Um die "Oasis of the Seas" zu sehen, muss der Kreuzfahrtpassagier den Weg über den Atlantik in Kauf nehmen - im Flugzeug. Denn zunächst wird der Koloss ausschließlich in der Karibik eingesetzt. Aber das Fahrtgebiet wird zur Nebensache degradiert. St. Thomas, St. Maarten und Nassau auf den Bahamas werden bei einwöchigen Trips angesteuert. Labadee, eine Bucht Haitis, die die Reederei gekauft hat, ist der einzige Landgang bei einer viertägigen Tour.
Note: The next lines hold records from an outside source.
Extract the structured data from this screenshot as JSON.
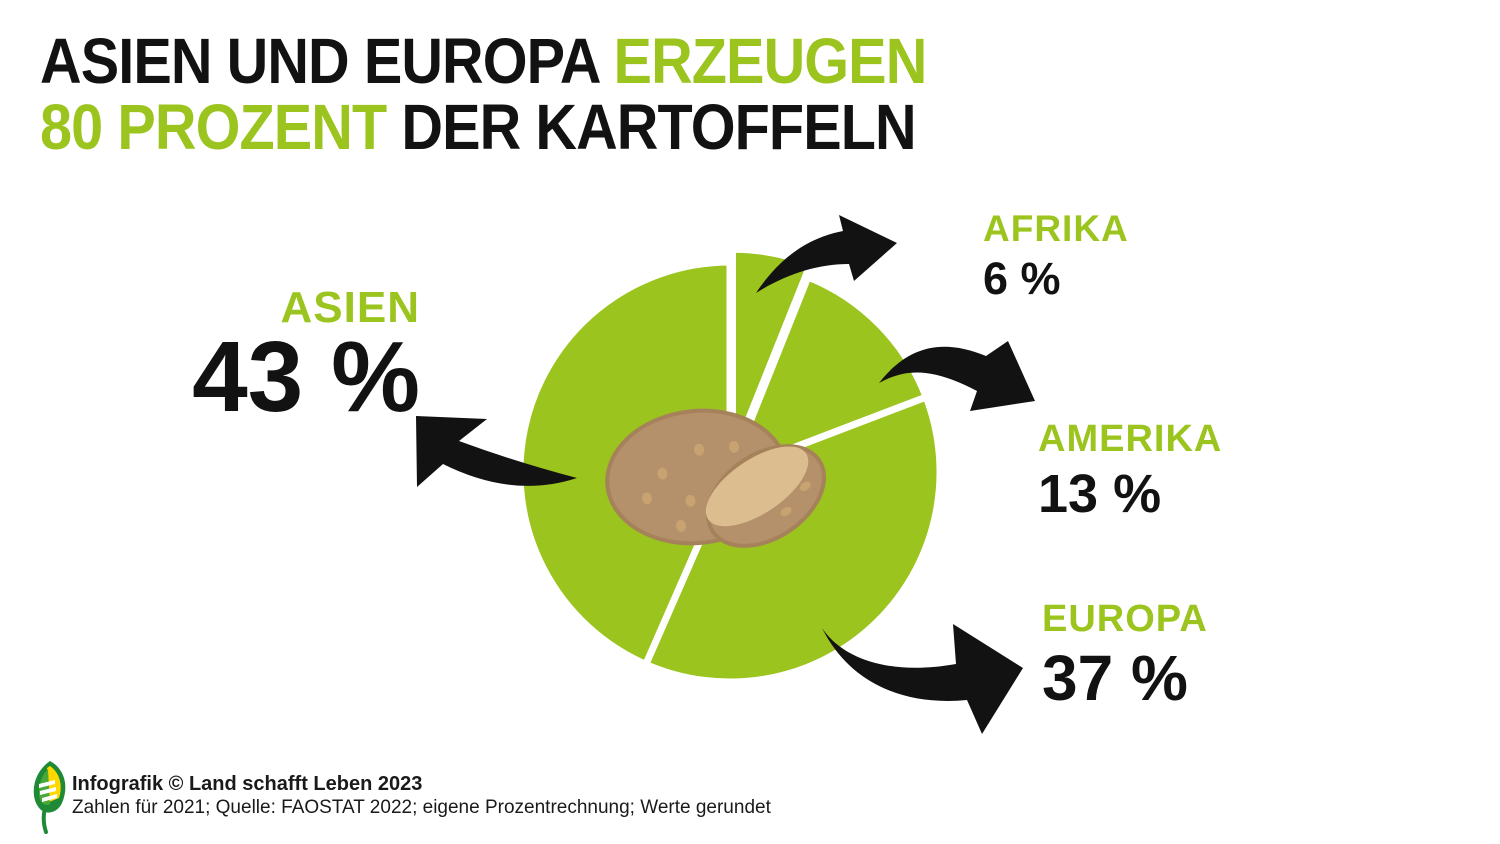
{
  "title": {
    "line1_black": "ASIEN UND EUROPA ",
    "line1_green": "ERZEUGEN",
    "line2_green": "80 PROZENT ",
    "line2_black": "DER KARTOFFELN"
  },
  "chart_data": {
    "type": "pie",
    "title": "Asien und Europa erzeugen 80 Prozent der Kartoffeln",
    "unit": "%",
    "slices": [
      {
        "name": "AFRIKA",
        "value": 6,
        "value_label": "6 %"
      },
      {
        "name": "AMERIKA",
        "value": 13,
        "value_label": "13 %"
      },
      {
        "name": "EUROPA",
        "value": 37,
        "value_label": "37 %"
      },
      {
        "name": "ASIEN",
        "value": 43,
        "value_label": "43 %"
      }
    ],
    "start_angle_deg": 0,
    "clockwise": true,
    "exploded_slice": "AFRIKA",
    "legend_position": "around",
    "note": "Werte gerundet"
  },
  "footer": {
    "credit": "Infografik © Land schafft Leben 2023",
    "source": "Zahlen für 2021; Quelle: FAOSTAT 2022; eigene Prozentrechnung; Werte gerundet"
  },
  "icons": {
    "logo": "leaf-logo",
    "center_illustration": "potato-icon",
    "pointer": "curved-arrow-icon"
  },
  "colors": {
    "green": "#9cc41e",
    "ink": "#121212",
    "background": "#ffffff",
    "gap_white": "#ffffff",
    "potato_skin": "#b4916a",
    "potato_outline": "#a5825a",
    "potato_flesh": "#dcbd90",
    "potato_spot": "#c9a272",
    "logo_green": "#1f8a36",
    "logo_yellow": "#ffd800"
  }
}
Aber wer will schon Land sehen, wenn man im größten Frischwasserpool auf See abtauchen, Kletterwände erklimmen, durch einen Park mit mehr als 12.000 Pflanzen wandeln, Runden auf einem nostalgischen Karussell drehen, mit einer Seilbahn in schwindelerregender Höhe über den Boardwalk schweben, auf einer künstlichen Welle surfen, zwischen 24 Restaurants und Bars wählen und Eislaufen kann?
So wird auch auf der Probefahrt keine Zeit auf Landausflügen verschenkt, kein teurer Diesel für weite, schnelle Fahrten in die seichten Gewässer der Karibik ausgegeben. Das Schiff als Vergnügungspark beschäftigt so sehr, dass man sich nicht auch noch mit dem Gefährt als solchem auseinandersetzen kann. Jeder Winkel wird gefilmt und fotografiert, bestaunt und getestet. Was zuerst sehen, was zuerst (aus)probieren?
Und wer so sehr mit der Innenansicht beschäftigt ist, sich mit gläsernen Fahrstühlen von unten nach oben katapultieren lässt, Treppenstufen im Laufschritt nimmt, der stellt nicht die Frage, wie warum so ein Gigant schwimmt, wie man 8000 Menschen im Notfall evakuiert und er vergisst, dass er nicht auf einer Schönheit schippert. Denn von innen wirkt der Koloss nicht monströs. Viel Glas, zurückhaltende Farben, viele Blickwinkel auf die oberen und unteren Decks, kleine Ecken und Nischen lassen das größte Schiff der Welt überschaubar wirken. Und auch bei Schiffen kommt es auf die inneren Werte an. Wer die mag, stört sich nicht an der äußeren Hülle.